The `run` method is passed: the flow run to execute, the execution environment configuration for the flow run, and a task status
object that allows the worker to track whether the flow run was submitted successfully.

The `run` method must also return a `BaseWorkerResult` object. The `BaseWorkerResult` object returned contains information about
the flow run execution. For the most part, you can implement the `BaseWorkerResult` with no modifications like this:

```python theme={null}
from prefect.workers.base import BaseWorkerResult

class MyWorkerResult(BaseWorkerResult):
    """Result returned by the MyWorker."""
```

To return more information about a flow run, add additional attributes to the `BaseWorkerResult` class.
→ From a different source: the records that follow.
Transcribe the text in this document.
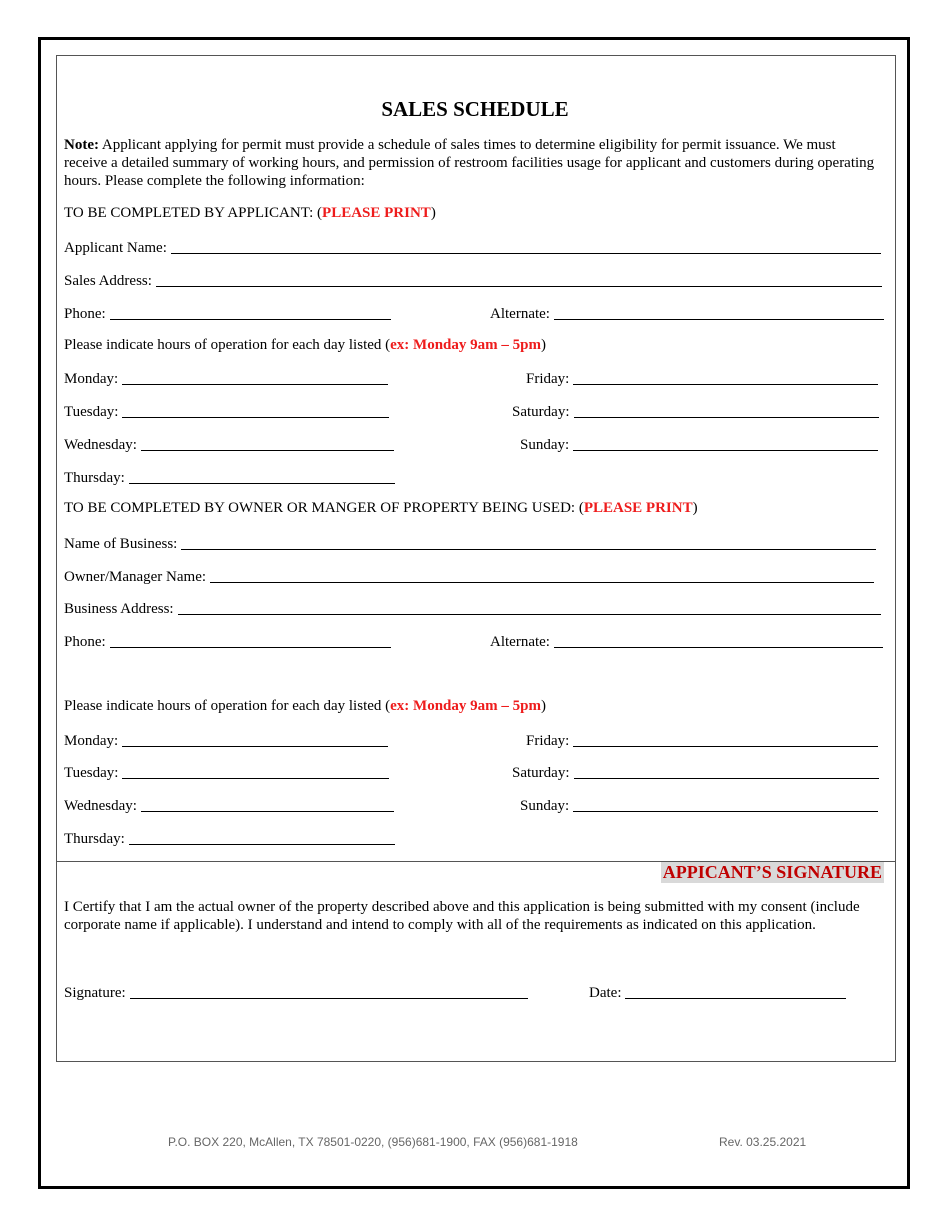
SALES SCHEDULE
Note: Applicant applying for permit must provide a schedule of sales times to determine eligibility for permit issuance. We must receive a detailed summary of working hours, and permission of restroom facilities usage for applicant and customers during operating hours. Please complete the following information:
TO BE COMPLETED BY APPLICANT: (PLEASE PRINT)
Applicant Name:
Sales Address:
Phone:	Alternate:
Please indicate hours of operation for each day listed (ex: Monday 9am – 5pm)
Monday:	Friday:
Tuesday:	Saturday:
Wednesday:	Sunday:
Thursday:
TO BE COMPLETED BY OWNER OR MANGER OF PROPERTY BEING USED: (PLEASE PRINT)
Name of Business:
Owner/Manager Name:
Business Address:
Phone:	Alternate:
Please indicate hours of operation for each day listed (ex: Monday 9am – 5pm)
Monday:	Friday:
Tuesday:	Saturday:
Wednesday:	Sunday:
Thursday:
APPICANT’S SIGNATURE
I Certify that I am the actual owner of the property described above and this application is being submitted with my consent (include corporate name if applicable). I understand and intend to comply with all of the requirements as indicated on this application.
Signature:	Date:
P.O. BOX 220, McAllen, TX 78501-0220, (956)681-1900, FAX (956)681-1918	Rev. 03.25.2021
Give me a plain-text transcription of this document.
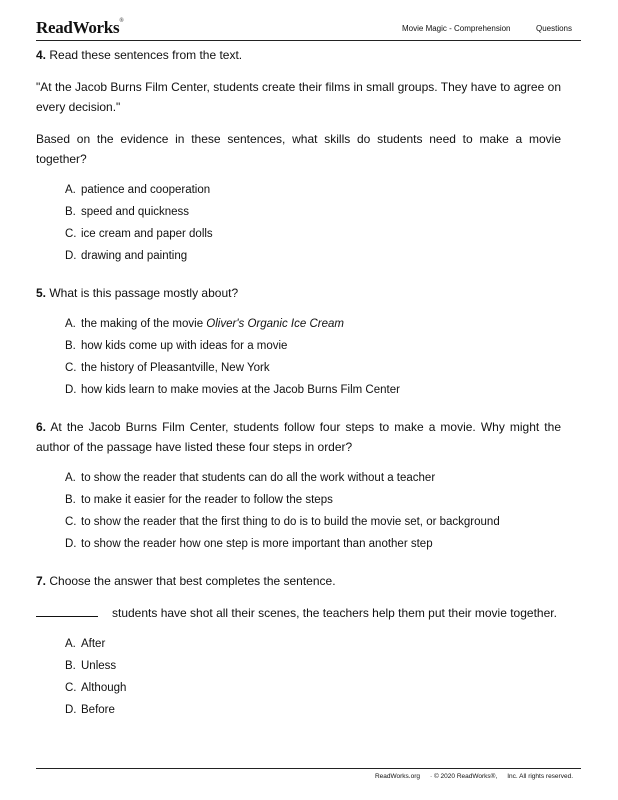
ReadWorks®
Movie Magic - Comprehension	Questions

4. Read these sentences from the text.

"At the Jacob Burns Film Center, students create their films in small groups. They have to agree on every decision."

Based on the evidence in these sentences, what skills do students need to make a movie together?

A. patience and cooperation
B. speed and quickness
C. ice cream and paper dolls
D. drawing and painting

5. What is this passage mostly about?

A. the making of the movie Oliver's Organic Ice Cream
B. how kids come up with ideas for a movie
C. the history of Pleasantville, New York
D. how kids learn to make movies at the Jacob Burns Film Center

6. At the Jacob Burns Film Center, students follow four steps to make a movie. Why might the author of the passage have listed these four steps in order?

A. to show the reader that students can do all the work without a teacher
B. to make it easier for the reader to follow the steps
C. to show the reader that the first thing to do is to build the movie set, or background
D. to show the reader how one step is more important than another step

7. Choose the answer that best completes the sentence.

students have shot all their scenes, the teachers help them put their movie together.

A. After
B. Unless
C. Although
D. Before
ReadWorks.org · © 2020 ReadWorks®, Inc. All rights reserved.
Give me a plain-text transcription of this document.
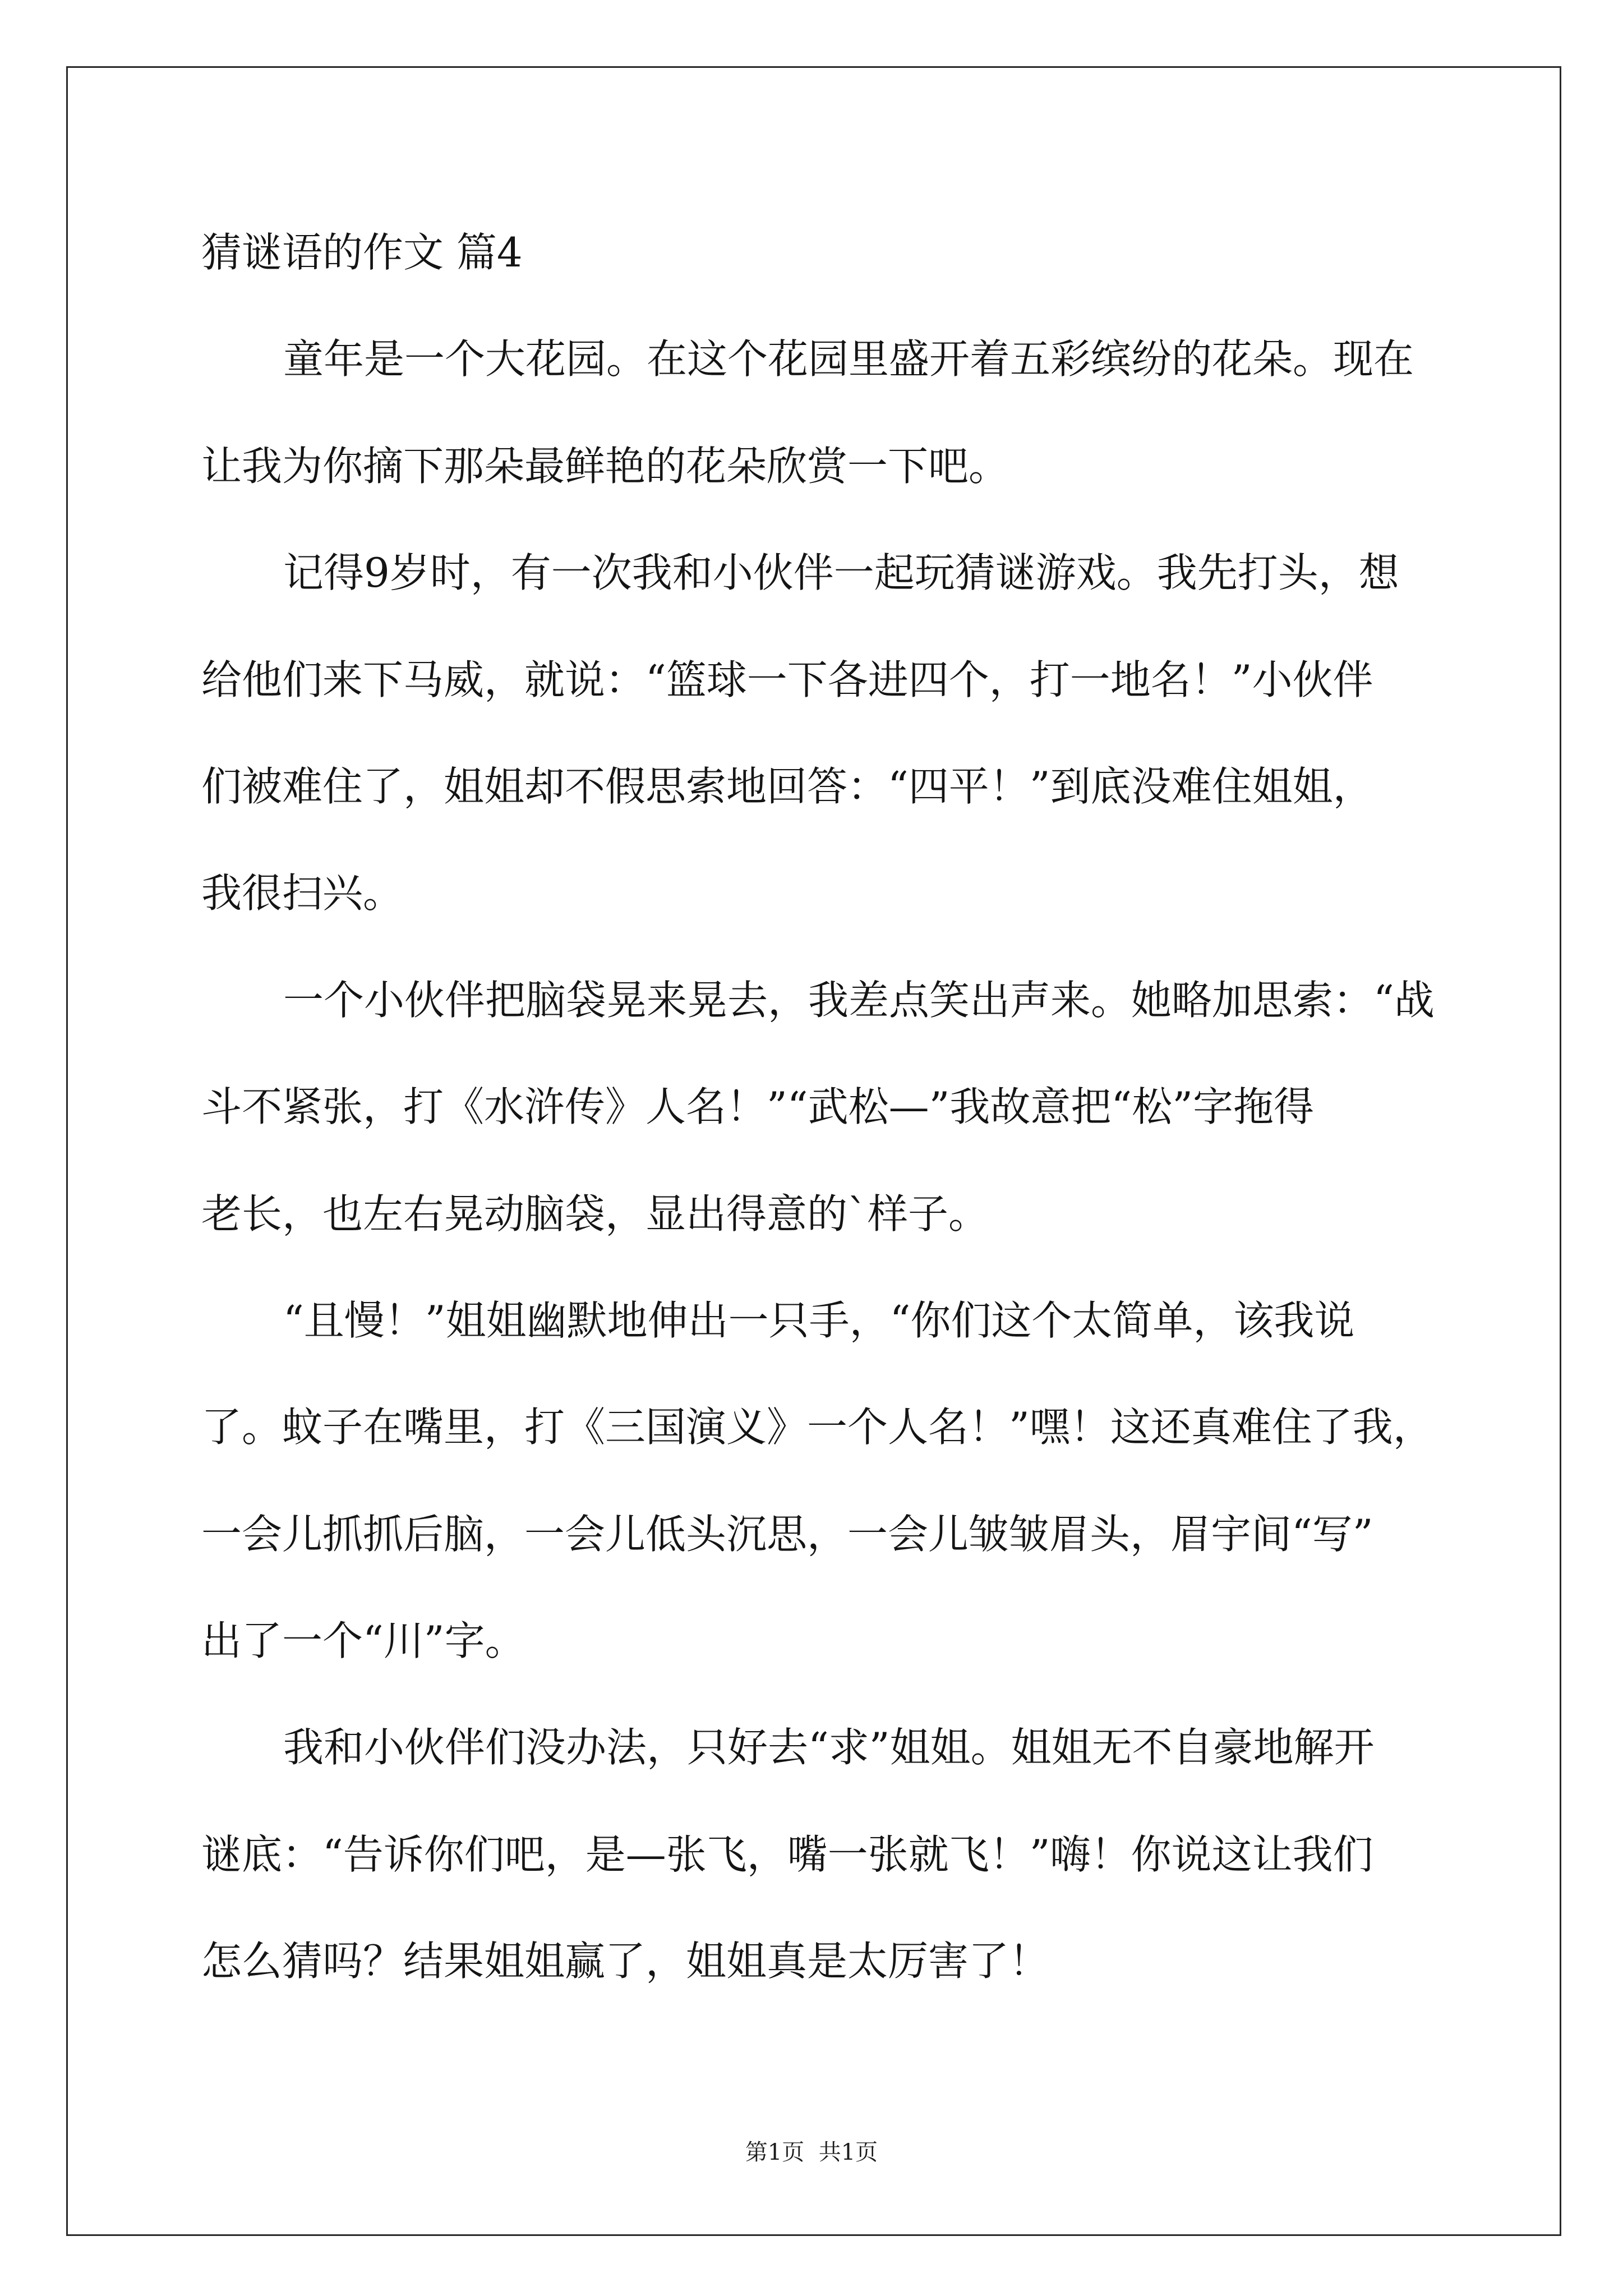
猜谜语的作文 篇4
童年是一个大花园。在这个花园里盛开着五彩缤纷的花朵。现在
让我为你摘下那朵最鲜艳的花朵欣赏一下吧。
记得9岁时，有一次我和小伙伴一起玩猜谜游戏。我先打头，想
给他们来下马威，就说：“篮球一下各进四个，打一地名！”小伙伴
们被难住了，姐姐却不假思索地回答：“四平！”到底没难住姐姐，
我很扫兴。
一个小伙伴把脑袋晃来晃去，我差点笑出声来。她略加思索：“战
斗不紧张，打《水浒传》人名！”“武松—”我故意把“松”字拖得
老长，也左右晃动脑袋，显出得意的`样子。
“且慢！”姐姐幽默地伸出一只手，“你们这个太简单，该我说
了。蚊子在嘴里，打《三国演义》一个人名！”嘿！这还真难住了我，
一会儿抓抓后脑，一会儿低头沉思，一会儿皱皱眉头，眉宇间“写”
出了一个“川”字。
我和小伙伴们没办法，只好去“求”姐姐。姐姐无不自豪地解开
谜底：“告诉你们吧，是—张飞，嘴一张就飞！”嗨！你说这让我们
怎么猜吗？结果姐姐赢了，姐姐真是太厉害了！
第1页  共1页
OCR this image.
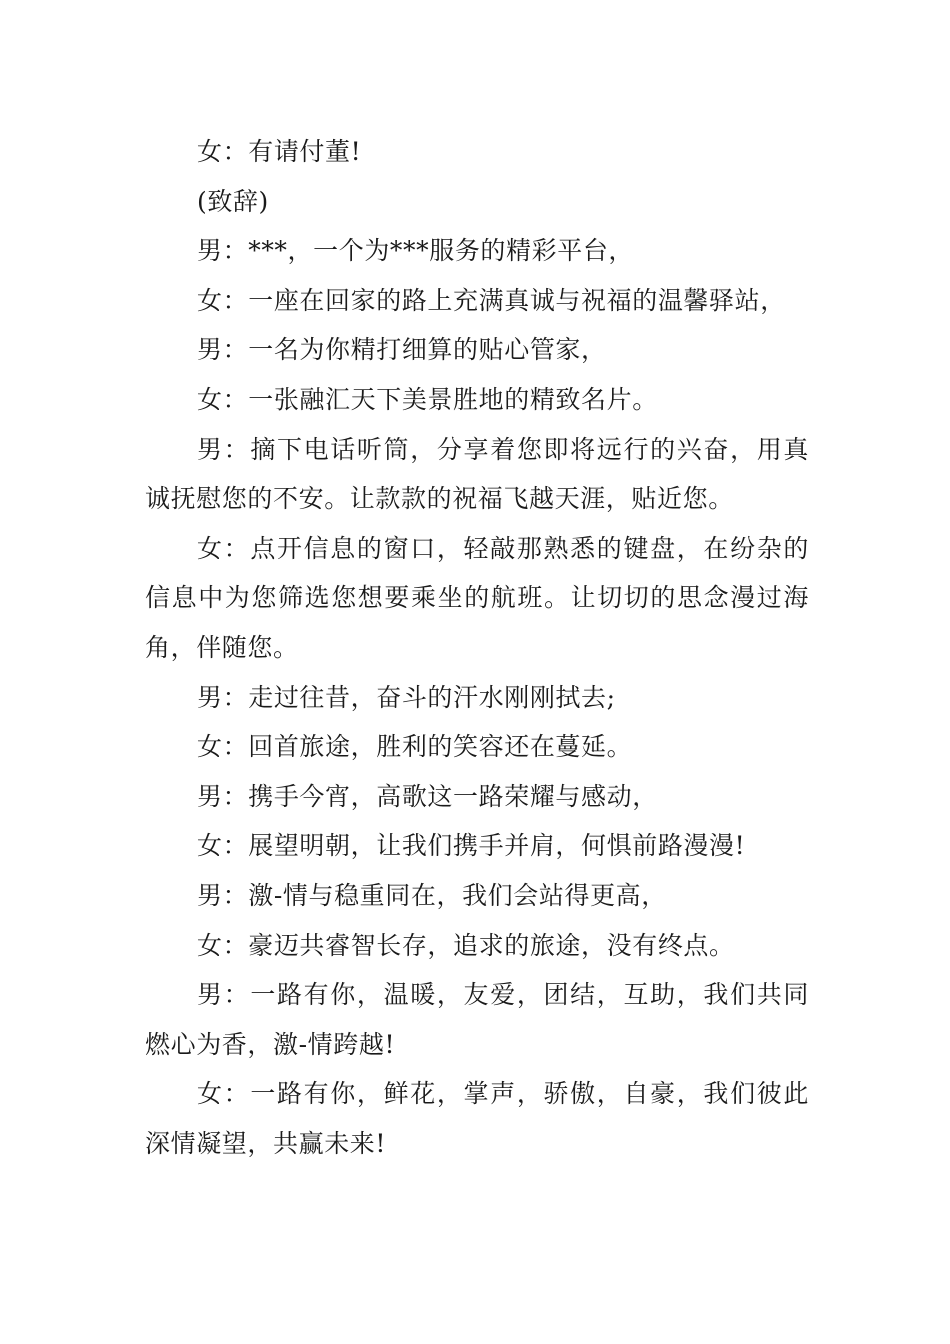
女：有请付董!

(致辞)

男：***，一个为***服务的精彩平台，

女：一座在回家的路上充满真诚与祝福的温馨驿站，

男：一名为你精打细算的贴心管家，

女：一张融汇天下美景胜地的精致名片。

男：摘下电话听筒，分享着您即将远行的兴奋，用真诚抚慰您的不安。让款款的祝福飞越天涯，贴近您。

女：点开信息的窗口，轻敲那熟悉的键盘，在纷杂的信息中为您筛选您想要乘坐的航班。让切切的思念漫过海角，伴随您。

男：走过往昔，奋斗的汗水刚刚拭去;

女：回首旅途，胜利的笑容还在蔓延。

男：携手今宵，高歌这一路荣耀与感动，

女：展望明朝，让我们携手并肩，何惧前路漫漫!

男：激-情与稳重同在，我们会站得更高，

女：豪迈共睿智长存，追求的旅途，没有终点。

男：一路有你，温暖，友爱，团结，互助，我们共同燃心为香，激-情跨越!

女：一路有你，鲜花，掌声，骄傲，自豪，我们彼此深情凝望，共赢未来!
### Worker implementation example

Below is an example of a worker implementation. This example is not intended as a complete implementation but to
illustrate the previously mentioned concepts.

```python theme={null}
from prefect.workers.base import BaseWorker, BaseWorkerResult, BaseJobConfiguration, BaseVariables

class MyWorkerConfiguration(BaseJobConfiguration):
    memory: str = Field(
        default="1024Mi",
        description="Memory allocation for the execution environment."
        json_schema_extra=dict(template="{{ memory_request }}Mi")
    )
    cpu: str = Field(
        default="500m", 
        description="CPU allocation for the execution environment."
        json_schema_extra=dict(template="{{ cpu_request }}m")
    )

class MyWorkerTemplateVariables(BaseVariables):
    memory_request: int = Field(
        default=1024,
        description="Memory allocation for the execution environment."
    )
    cpu_request: int = Field(
        default=500, 
        description="CPU allocation for the execution environment."
    )

class MyWorkerResult(BaseWorkerResult):
    """Result returned by the MyWorker."""

class MyWorker(BaseWorker):
    type: str = "my-worker"
    job_configuration = MyWorkerConfiguration
    job_configuration_variables = MyWorkerTemplateVariables
    _documentation_url = "https://example.com/docs"
    _logo_url = "https://example.com/logo"
    _description = "My worker description."

    async def run(
        self, flow_run: FlowRun, configuration: BaseJobConfiguration, task_status: Optional[anyio.abc.TaskStatus] = None,
    ) -> BaseWorkerResult:
        # Create the execution environment and start execution
        job = await self._create_and_start_job(configuration)

        if task_status:
            # Use a unique ID to mark the run as started. This ID is later used to tear down infrastructure
            # if the flow run is cancelled.
            task_status.started(job.id) 

        # Monitor the execution
        job_status = await self._watch_job(job, configuration)

        exit_code = job_status.exit_code if job_status else -1 # Get result of execution for reporting
        return MyWorkerResult(
            status_code=exit_code,
            identifier=job.id,
        )
```

Most of the execution logic is omitted from the example above, but it shows that the typical order of operations in the `run` method is:

1. Create the execution environment and start the flow run execution
2. Mark the flow run as started with the passed `task_status` object
3. Monitor the execution
4. Get the execution's final status from the infrastructure and return a `BaseWorkerResult` object

To see other examples of worker implementations, see the [`ProcessWorker`](https://reference.prefect.io/prefect/workers/process/) and
[`KubernetesWorker`](https://reference.prefect.io/prefect_kubernetes/worker/) implementations.

### Integrate with the Prefect CLI

You can start workers through the Prefect CLI by providing the `--type` option to the `prefect worker start` CLI command.
To make your worker type available through the CLI, it must be available at import time.

If your worker is in a package, you can add an entry point to your setup file in the following format:

```python theme={null}
entry_points={
    "prefect.collections": [
        "my_package_name = my_worker_module",
    ]
},
```

Prefect discovers this entry point and loads your work module in the specified module. The entry point allows the
worker to be available through the CLI.